Before Isaac came along, Jon and I had four other babies. Our cats. (We might have been crazy cat people in our previous lives.) Three of these babies are still with us, but the most special one of all we lost in November of 2011. Miles was our first. I know it sounds insane to anyone who hasn’t had a strong connection with an animal, but he was as much a part of our family as any person. He was a special friend, and I still miss him all the time. It’s not that I don’t care for the other three, but there was something exceptional about Miles. Losing him was horribly difficult for Jon and I both, and it came smack dab in the middle of our infertility battle.

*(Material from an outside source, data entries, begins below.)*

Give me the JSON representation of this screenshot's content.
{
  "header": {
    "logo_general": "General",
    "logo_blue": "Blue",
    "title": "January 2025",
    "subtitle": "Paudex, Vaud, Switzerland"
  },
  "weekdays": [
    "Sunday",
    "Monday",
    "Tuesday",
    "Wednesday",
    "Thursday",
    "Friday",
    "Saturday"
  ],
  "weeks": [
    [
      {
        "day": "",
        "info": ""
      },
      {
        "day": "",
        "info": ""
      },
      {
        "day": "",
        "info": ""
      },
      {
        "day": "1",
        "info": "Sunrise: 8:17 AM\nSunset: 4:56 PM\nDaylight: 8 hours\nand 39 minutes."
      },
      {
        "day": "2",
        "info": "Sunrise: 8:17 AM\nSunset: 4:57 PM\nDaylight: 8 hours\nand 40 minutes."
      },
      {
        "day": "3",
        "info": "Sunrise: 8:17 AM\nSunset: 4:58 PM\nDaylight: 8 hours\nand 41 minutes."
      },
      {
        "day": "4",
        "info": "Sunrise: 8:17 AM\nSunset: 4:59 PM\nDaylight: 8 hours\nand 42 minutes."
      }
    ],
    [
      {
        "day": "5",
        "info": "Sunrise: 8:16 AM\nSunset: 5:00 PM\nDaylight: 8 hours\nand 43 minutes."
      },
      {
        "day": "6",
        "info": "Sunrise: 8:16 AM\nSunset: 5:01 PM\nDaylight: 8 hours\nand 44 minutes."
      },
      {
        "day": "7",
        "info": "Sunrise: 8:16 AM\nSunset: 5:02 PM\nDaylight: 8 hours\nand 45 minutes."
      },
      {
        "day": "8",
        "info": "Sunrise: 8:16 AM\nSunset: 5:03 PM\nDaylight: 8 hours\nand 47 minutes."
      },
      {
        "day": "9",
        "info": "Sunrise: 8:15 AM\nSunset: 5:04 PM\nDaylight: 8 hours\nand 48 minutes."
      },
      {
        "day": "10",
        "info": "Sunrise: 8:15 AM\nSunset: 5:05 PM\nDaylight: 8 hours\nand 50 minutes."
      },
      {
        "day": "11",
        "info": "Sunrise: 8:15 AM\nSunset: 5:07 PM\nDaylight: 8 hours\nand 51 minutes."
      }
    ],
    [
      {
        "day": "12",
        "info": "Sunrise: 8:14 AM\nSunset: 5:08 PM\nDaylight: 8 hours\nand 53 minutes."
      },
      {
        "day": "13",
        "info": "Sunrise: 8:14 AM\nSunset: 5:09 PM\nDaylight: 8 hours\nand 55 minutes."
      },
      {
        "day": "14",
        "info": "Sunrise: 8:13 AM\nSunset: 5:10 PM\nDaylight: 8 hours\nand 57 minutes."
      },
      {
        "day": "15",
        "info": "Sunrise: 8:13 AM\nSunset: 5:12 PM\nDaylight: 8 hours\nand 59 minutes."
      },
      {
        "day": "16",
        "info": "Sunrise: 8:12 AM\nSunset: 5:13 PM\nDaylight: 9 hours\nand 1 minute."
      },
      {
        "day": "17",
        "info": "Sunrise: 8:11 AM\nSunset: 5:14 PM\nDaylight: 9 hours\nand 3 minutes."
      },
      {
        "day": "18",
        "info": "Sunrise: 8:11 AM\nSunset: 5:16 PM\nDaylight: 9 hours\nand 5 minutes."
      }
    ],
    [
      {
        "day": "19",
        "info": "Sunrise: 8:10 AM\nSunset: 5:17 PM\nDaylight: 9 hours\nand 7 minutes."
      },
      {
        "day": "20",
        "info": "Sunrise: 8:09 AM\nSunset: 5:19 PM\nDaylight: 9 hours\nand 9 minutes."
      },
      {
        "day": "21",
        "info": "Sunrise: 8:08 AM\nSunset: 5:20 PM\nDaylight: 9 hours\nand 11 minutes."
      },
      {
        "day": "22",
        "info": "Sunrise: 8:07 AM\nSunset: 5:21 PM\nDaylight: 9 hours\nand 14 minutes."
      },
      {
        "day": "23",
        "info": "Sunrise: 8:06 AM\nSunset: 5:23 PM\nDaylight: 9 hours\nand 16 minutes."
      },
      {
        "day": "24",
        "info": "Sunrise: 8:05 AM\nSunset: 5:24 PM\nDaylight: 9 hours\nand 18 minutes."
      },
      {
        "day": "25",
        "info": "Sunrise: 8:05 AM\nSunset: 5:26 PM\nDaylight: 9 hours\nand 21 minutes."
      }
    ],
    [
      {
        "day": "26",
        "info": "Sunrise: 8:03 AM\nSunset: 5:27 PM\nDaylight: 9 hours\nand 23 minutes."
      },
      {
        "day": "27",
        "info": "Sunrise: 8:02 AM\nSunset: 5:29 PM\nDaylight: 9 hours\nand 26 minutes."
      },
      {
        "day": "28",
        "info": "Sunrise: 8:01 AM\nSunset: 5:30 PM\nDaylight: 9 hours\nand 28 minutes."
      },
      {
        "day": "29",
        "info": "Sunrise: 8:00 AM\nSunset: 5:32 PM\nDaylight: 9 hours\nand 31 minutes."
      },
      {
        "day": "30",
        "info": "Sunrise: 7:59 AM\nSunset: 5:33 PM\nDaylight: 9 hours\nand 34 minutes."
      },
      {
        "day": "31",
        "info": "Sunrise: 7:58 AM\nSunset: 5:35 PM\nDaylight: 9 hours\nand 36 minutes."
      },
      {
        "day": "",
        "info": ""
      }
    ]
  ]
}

It was a dark time.
People always tell you that your relationship with your pets will change when you have a baby. I always thought, “Oh no, not me. I’ll never forget about my cats.” Well, it’s not that I love them any less, but I’ll admit, there have been quite a few days where I realize it’s a good 2-3 hours past their feeding time. I used to have to seek them out for affection, but now I find them coming to me, wanting some love. Many times, this is during the only time of the day where I’m not wrangling a child, and quite honestly, I just want to be left alone.
I’ve had friends ask how the cats are adjusting. For the most part pretty well. They will come up and sniff Isaac while he’s sleeping, and Boo Boo has even curled up next to him. They all have been caught napping in one of the many cozy spots intended for the baby at one point or another.
Although, Sophie has attacked me twice when Isaac was crying. This doesn’t help her case for getting my affection. I think she just couldn’t take the noise anymore, which sometimes I understand. She was a rescue from a pretty chaotic environment, so I have to cut her some slack, but I have my eye on her.
So, I guess I’m still trying to find the balance between being mom to my son, and my cats. Does that make me weird?